After 56 years, Society Hill Playhouse approaches final curtain call
ListenA landmark of the Philadelphia theater scene will soon be closing forever. The Society Hill Playhouse, which has operated as a theater at Eighth and South streets for 56 years, is slated for demolition next month.
Its final performance this weekend will be the debut of the first play by Liberty City Radio Theatre.
The play comprises three old-time radio dramas performed on stage with live Foley sound effects and musical interludes. Two stories were adapted from scripts written for radio in the 1930s, while the third is an original noir mystery written by producer Bill Arrowood.
“The show is done as a tribute to this theater,” said Arrowood. “We wanted to go out with a great show, a funny show, allowing people to recognize the value of this theater in the history of Philadelphia drama.”
Arrowood’s day job is assistant director of the South Street Headhouse District, a neighborhood services organization. Last fall, armed with a grant from the Knight Foundation, it sought to partner with the playhouse to leverage the arts as a way of improving the neighborhood. Almost immediately, Arrowood learned the theater had decided to throw in the towel.
“If you’re going to close the theater, I want to do a show here,” he said.
Society Hill Playhouse was opened in 1960 by a couple, Jay and Deen Kogan. Fresh out of college, they were determined to bring the avant-garde to Philadelphia, introducing plays by James Joyce, Günter Grass, and Jean-Paul Sartre. Works by Bertolt Brecht and Jean Genet had their U.S. premieres at the playhouse.
“We wanted to do the modern work, new work by contemporary playwrights,” said Deen Kogan. “Part of the mission, also, was to involve the communities — people who maybe didn’t go to theater.”
In 1968, in the wake of the assassination of Martin Luther King Jr., the theater drove its racially integrated company into Philadelphia neighborhoods, performing plays in the streets upon a flatbed truck. In the 1970s, it created a program to bring elderly audiences into the theater.
The playhouse helped launch the careers of Sherman Hemsley (“The Jeffersons”), Richard Roundtree (“Shaft”) and Kevin Bacon, among others.
Twenty-five years in, the Kogans happened upon a musical comedy performed in a small New York theater. It was a farce called “Nunsense,” which Deen Kogan dismissed as a “ladies musical.”

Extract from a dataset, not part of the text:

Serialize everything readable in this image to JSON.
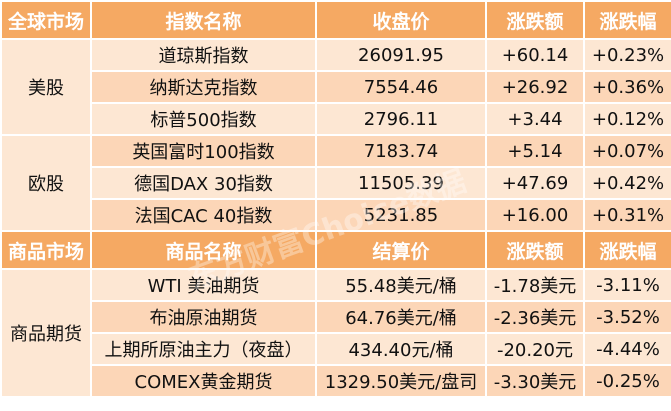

“Miss Know-It-All, here, I said to my husband, ‘I guess we could get five weeks out of it,'” she said. “It ran 10 years.”
Because “Nunsense” dominated the stage for so long, the Kogans built a smaller cabaret theater downstairs, where they could continue to program edgier stuff.
They expanded to a second location — Society Hill Playhouse West at 22nd and Walnut streets — for three years. On Friday nights the Kogans would drop the curtain in Society Hill then race off to lift the curtain across town.
“We’d leave [Society Hill] and everybody would wave and say, ‘Goodbye! Go to Siberia!” Kogan remembers. “It was kind of tough running both.”
Jay Kogan died in 1993. Deen kept the theater going for decades. Last year the Toll Brothers construction company offered to buy the building in order to demolish it and build condos. After 56 years, it was an offer Deen Kogan couldn’t refuse.
“The fiscal challenges are heavier. This is not a social theater. I never went for a law firm to underwrite the play. Getting funding is much harder,” she said. “I’ve reached the point where I don’t want to bother.”
The end of the Playhouse will not be the end of Kogan. Since 1989, she has been in involved with mystery fiction conferences, most prominently NoirCon, hosted at the playhouse. She chairs the International Association of Crime Writers Hammett Award Committee, and continues to pursue literary interests at Port Richmond Books.
“I’m thinking of replicating the cabaret up there,” said Kogan. “I don’t want to lose the attraction that theater has. I think I can still do something with it.”
The playhouse archives will go to Temple University, where the Kogans studied, and some pieces of the theater will be warehoused by the Philadelphia History Museum. Other items will be sold at an indoor yard sale, March 13.